Is there a quick/easy way to determine which order you should multiply matrices to combine two transformations? For example you are given two matrices. One which transforms Shape 1 to Shape 2 and the other which transforms Shape 2 to Shape 3. You are asked to find the matrix which transforms Shape 1 to Shape 3. Multiplying both matrices in different orders will give different results, only one result is correct. Rather than checking through your results to find out the correct order, is there a quick/easy way to find out?
If this makes no sense, please tell me what makes no sense. Regards Tom
 A: You look how a single matrix Transformation acts on a vector: If a vector $v$ transforms as $v \rightarrow Av$ under a matrix $A$ then, for some other matrices $A_1,A_2,...$ you have the transformations $v \rightarrow ...A_2 A_1 A v$ (last Transformation first!). If the vector transforms as $v \rightarrow vA$ then by Iteration it follows: $v \rightarrow vAA_1A_2...$ (first Transformation first!).

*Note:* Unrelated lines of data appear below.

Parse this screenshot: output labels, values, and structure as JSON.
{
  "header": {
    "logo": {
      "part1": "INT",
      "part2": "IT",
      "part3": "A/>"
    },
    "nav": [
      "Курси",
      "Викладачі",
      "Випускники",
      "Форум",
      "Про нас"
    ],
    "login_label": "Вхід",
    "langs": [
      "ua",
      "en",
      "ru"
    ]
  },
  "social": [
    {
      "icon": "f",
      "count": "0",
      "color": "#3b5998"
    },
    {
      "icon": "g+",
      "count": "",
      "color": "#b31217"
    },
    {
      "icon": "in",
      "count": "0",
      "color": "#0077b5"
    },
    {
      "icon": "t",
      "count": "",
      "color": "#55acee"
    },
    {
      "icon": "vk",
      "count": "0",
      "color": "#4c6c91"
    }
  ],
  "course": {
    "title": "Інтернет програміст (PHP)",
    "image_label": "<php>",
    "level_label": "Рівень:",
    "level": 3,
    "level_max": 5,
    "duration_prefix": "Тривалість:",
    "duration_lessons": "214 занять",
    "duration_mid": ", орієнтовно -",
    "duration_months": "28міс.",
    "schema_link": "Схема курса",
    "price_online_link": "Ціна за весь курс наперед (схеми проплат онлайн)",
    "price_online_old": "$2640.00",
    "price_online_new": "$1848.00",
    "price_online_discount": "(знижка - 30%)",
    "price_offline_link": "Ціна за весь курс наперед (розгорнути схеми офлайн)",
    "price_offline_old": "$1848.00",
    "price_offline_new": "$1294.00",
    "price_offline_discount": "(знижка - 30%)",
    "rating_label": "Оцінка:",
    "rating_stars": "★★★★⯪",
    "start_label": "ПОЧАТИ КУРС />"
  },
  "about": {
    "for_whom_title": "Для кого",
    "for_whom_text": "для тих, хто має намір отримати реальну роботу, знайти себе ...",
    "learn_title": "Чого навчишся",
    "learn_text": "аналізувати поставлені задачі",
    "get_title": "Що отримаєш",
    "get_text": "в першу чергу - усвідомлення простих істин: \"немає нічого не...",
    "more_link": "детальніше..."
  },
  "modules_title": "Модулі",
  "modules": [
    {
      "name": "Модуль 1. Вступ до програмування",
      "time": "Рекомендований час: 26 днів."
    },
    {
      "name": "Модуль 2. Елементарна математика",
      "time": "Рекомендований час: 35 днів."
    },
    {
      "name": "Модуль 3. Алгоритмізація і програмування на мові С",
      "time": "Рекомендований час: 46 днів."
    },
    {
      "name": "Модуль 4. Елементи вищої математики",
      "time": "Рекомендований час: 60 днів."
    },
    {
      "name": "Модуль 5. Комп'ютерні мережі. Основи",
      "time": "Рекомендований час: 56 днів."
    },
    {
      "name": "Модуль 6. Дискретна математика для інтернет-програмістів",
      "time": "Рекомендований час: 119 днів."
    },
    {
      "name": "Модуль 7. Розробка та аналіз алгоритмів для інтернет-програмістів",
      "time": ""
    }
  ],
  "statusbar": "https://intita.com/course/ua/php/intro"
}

A: A matrix does not transform some shape into another shape but a full plane (or space) to some other plane (or space). The usual convention is the following (check your manual whether it applies in your case):
Points are coordinate  $n$-tuples $x=(x_1,x_2,\ldots x_n)$. In matrix language these $n$-tuples are written as column vectors
$$[x]:=\left[\matrix{x_1\cr x_2\cr \vdots\cr x_n\cr}\right]\ .$$
A linear map $A:\>{\Bbb R}^n\to{\Bbb R}^m$ throwing points $x\in{\mathbb R}^n$ to image points $y:=Ax\in{\mathbb R}^m$ is encoded in an $(m\times n)$-matrix $[A]$, and the coordinates $(y_1,\ldots, y_m)$ of the image point $y=Ax$, written as a column vector $[y]$, are computed by means of a matrix product:
$$[y]=[A][x]\ .\tag{1}$$
When a second linear map $B:\>{\Bbb R}^m\to{\Bbb R}^d$ is given, throwing points $y\in{\mathbb R}^m$ to image points $z:=By\in{\mathbb R}^d$, then $B$ is encoded in an $(d\times m)$-matrix $[B]$, and in analogy to $(1)$ one has
$$[z]=[B][y]\ .\tag{2}$$
If you want to perform the two maps $$x\mapsto y=Ax \mapsto z=By=B(Ax)$$
in one step then from $(1)$ and $(2)$ and the associativity of maps (resp., matrix multiplication) it follows that
$$[z]=[B]\bigl([A][x]\bigr)=\bigl([B][A]\bigr)[x]=[C][x]$$
with
$$[C]:=[B][A]\ .$$
A: Multiply the matrix which transforms Shape 2 to Shape 3 first. Note: I haven't thoroughly tested it however 99% sure it'll work in all scenarios concerning 2D transformations. I imagine with a 4th shape you would multiply S3-S4 first followed by S2-S3 and S1-S2.